2- Points de vigilance vis-à-vis de la «
logique dominante »
La logique dominante dans la mise en oeuvre des projets
d'agrocarburants reste la promotion de grandes plantations en monocultures dans
des terres fertiles avec un recours aux intrants chimiques voire l'irrigation
pour la maximisation des rendements. Les paysans sont souvent employés
comme ouvriers agricoles dans ces plantations gérées en
régie par des multinationales qui privilégient l'exportation de
la production vers les pays occidentaux.
Pour les filières de proximité, il subsiste des
questions non élucidées à prendre en compte. Cela
nécessite la poursuite de la recherche et le suivi dans la durée
pour que ces filières puissent réellement contribuer à
l'amélioration des conditions de vie des zones d'implantation par la
satisfaction des besoins énergétiques locaux. Parmi les points de
vigilances, je retiens les suivants :
1. surveiller le risque d'appropriation frauduleuse de terres
par des personnes étrangères par le biais d'un marquage foncier
avec des plantations de Jatropha
2. surveiller le risque d'occupation de terres auparavant
consacrées au pâturage pour éviter des conflits entre
éleveurs et agriculteurs
3. surveiller le risque qu'à terme la culture pure de
Jatropha ne prenne le pas de l'option « haie vive » et se traduise
par une intensification avec un recours abusif aux intrants chimiques
4. utiliser de préférence des semences de
Jatropha locales qui s'adaptent mieux aux conditions agro-écologiques si
l'on veut obtenir un optimum de coût de production et de
productivité ; elles nécessitent peu de fertilisants et d'eau,
contrairement à des variétés hybrides importées
5. vérifier la qualité de l'huile
végétale pure produite pour éviter le risque à
terme d'endommager les moteurs à faire fonctionner
6. tenir compte des enseignements des autres filières
agricoles comme le coton, l'arachide et l'anacardier en termes d'échec
et de réussite
7. faire attention à la main mise à outrance des
partenaires extérieurs au risque de détourner le projet dans le
marché capitaliste au détriment de la satisfaction des besoins
locaux
8. favoriser la responsabilisation et l'autonomisation des
groupements villageois de base pour une gestion commune des équipements,
une sécurisation de l'approvisionnement en
graine de Jatropha, le bon fonctionnement des unités de
trituration ; in fine favoriser l'émergence d'une économie
associative dans les zones de production.

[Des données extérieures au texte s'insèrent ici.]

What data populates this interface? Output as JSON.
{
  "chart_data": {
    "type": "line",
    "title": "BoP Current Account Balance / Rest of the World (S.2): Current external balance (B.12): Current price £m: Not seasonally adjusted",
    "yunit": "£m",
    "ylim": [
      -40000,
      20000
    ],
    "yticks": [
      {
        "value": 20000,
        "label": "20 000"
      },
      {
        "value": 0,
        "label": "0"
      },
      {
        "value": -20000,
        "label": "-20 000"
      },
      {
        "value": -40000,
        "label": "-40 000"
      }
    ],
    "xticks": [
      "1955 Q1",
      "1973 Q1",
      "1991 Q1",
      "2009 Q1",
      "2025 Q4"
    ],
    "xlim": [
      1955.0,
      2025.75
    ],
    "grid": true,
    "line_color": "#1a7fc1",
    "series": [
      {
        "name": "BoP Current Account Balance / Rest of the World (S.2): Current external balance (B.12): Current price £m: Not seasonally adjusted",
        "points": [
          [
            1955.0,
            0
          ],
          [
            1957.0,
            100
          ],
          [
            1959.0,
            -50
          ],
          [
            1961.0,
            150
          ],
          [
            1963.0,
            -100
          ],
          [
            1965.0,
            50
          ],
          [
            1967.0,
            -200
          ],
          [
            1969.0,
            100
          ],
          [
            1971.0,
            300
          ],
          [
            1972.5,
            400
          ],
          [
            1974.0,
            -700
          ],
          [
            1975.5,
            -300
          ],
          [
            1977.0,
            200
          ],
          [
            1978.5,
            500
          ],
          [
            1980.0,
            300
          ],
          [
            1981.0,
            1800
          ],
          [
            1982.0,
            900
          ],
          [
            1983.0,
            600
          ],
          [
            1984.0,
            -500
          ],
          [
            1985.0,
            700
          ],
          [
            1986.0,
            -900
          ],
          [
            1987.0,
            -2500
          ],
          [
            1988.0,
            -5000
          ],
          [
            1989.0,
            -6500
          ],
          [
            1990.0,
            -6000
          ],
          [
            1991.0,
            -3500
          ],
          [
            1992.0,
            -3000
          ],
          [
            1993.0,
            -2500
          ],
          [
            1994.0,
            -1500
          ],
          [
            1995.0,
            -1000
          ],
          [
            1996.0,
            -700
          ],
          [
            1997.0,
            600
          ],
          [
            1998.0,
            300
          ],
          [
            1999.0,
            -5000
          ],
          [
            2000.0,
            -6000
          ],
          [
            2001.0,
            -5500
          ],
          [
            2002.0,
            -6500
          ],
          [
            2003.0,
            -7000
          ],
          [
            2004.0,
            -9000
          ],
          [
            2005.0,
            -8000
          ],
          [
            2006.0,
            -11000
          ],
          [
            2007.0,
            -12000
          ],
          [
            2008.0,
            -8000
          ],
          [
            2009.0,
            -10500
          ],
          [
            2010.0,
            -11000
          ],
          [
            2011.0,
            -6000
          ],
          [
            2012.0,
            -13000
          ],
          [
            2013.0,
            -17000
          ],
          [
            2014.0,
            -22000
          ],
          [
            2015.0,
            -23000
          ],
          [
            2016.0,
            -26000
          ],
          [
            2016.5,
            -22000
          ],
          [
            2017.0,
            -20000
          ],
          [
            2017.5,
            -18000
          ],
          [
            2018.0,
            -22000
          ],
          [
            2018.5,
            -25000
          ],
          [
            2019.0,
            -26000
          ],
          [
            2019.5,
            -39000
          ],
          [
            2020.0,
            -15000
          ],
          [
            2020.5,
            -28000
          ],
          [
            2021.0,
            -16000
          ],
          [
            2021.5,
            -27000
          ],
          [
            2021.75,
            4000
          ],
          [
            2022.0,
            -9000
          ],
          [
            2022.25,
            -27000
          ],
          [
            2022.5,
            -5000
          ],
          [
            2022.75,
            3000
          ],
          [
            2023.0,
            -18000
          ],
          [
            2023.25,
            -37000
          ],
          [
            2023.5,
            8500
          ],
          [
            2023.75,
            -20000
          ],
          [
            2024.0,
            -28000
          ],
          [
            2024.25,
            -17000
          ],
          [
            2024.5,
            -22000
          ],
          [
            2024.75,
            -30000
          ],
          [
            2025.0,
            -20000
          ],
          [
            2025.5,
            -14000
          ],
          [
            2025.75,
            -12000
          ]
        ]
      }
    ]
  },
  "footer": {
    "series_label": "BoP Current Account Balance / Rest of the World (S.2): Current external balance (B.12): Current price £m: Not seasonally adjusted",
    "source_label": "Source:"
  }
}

Somme toute, il est indispensable de mettre en place un
système de suivi et d'évaluation pour accompagner la mise en
oeuvre de ces filières. Une telle approche permettra sans doute de
valider les référentiels technico-économiques et d'obtenir
un engagement politique sur les orientations stratégiques au niveau des
plans locaux de développement des communautés rurales
La loi actuelle sur le domaine national ne permet pas une
sécurisation foncière à la faveur des investisseurs
privés du modèle dominant qui continuent d'en réclamer sa
révision. Leurs manoeuvres soutenues par les institutions
internationales risquent finalement de faire changer cette loi au
détriment des paysans sénégalais. La société
civile doit intensifier son lobbying et plaidoyer politiques pour continuer
à jouer pleinement son rôle de contre poids.